The supremacy of Christ is explored in today’s reading in Colossians. The righteous and the unrighteous are compared in the Wisdom of Solomon, and reassurance is given to those who stand with God, very much like many of the Psalms. Both readings spend much time focusing on differences, and the divides between humanity and God or humanity and humanity – a fitting reading in this time of hyper-egotistical world leaders who spend so much time lying and being full of themselves they forget who it is they are here to serve.
The gospel reading seems on the outside to be different. It is the choosing of the twelve disciples. Luke’s version is probably the least known and most neglected of the different accounts of choosing disciples. It doesn’t really mesh with the other versions. Its take is unique and worth reading.
In Luke, Jesus goes to the mountain to pray, spending the whole night in prayer. When day breaks, he calls all the disciples together and chooses from among them twelve, and he names those twelve apostles.
I wonder what God is telling us here. God is picky? Many are called but few are chosen?
I think it is deeper.
He spends all night in prayer – seeking guidance – needing spiritual wisdom. And then we notice an altering of the name from disciple to apostle. It becomes clear that those who are “apostles” have special spiritual gifts, perhaps for leadership. One can still be a disciple! There is no “NO” in this selection. Yes to some, and a double Yes to others.
Another curious element of this passage is its reliance on the sovereign judgment of God. This passage is very Presbyterian! Much of the preaching these days in Oklahoma pulpits focuses on how we have to “choose Jesus”. Time and time again, scripture attests to God choosing us. Being a Jew wasn’t something one chose, but something one was born with. “These are my people…this is my story.” So it is with us.
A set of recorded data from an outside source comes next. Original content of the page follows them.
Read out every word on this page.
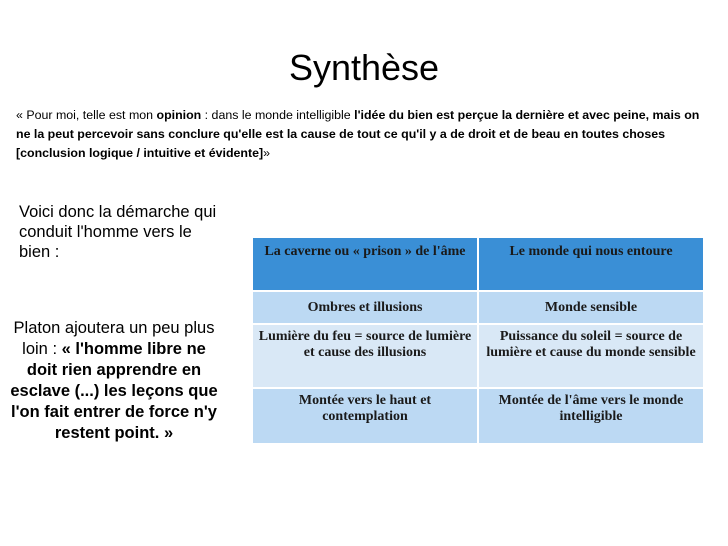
Synthèse
« Pour moi, telle est mon opinion : dans le monde intelligible l'idée du bien est perçue la dernière et avec peine, mais on ne la peut percevoir sans conclure qu'elle est la cause de tout ce qu'il y a de droit et de beau en toutes choses [conclusion logique / intuitive et évidente]»
Voici donc la démarche qui conduit l'homme vers le bien :
Platon ajoutera un peu plus loin : « l'homme libre ne doit rien apprendre en esclave (...) les leçons que l'on fait entrer de force n'y restent point. »
La caverne ou « prison » de l'âme	Le monde qui nous entoure
Ombres et illusions	Monde sensible
Lumière du feu = source de lumière et cause des illusions	Puissance du soleil = source de lumière et cause du monde sensible
Montée vers le haut et contemplation	Montée de l'âme vers le monde intelligible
Here Jesus chooses. There is no indication of how or why, but we come to know why. They do not possess amazing integrity or character. They are not rich and do not particularly have deep connections in top places, able to get good underwriters for their ventures. No, they were ordinary men. They were much like you and me.
But God saw something special in them. Mass appeal. Future leadership potential. Ordinary folk from ordinary walks of life who could reach out to others. Whatever you want to call it. Heck, it could have been you and me. Oh my goodness….it is! This story is about us!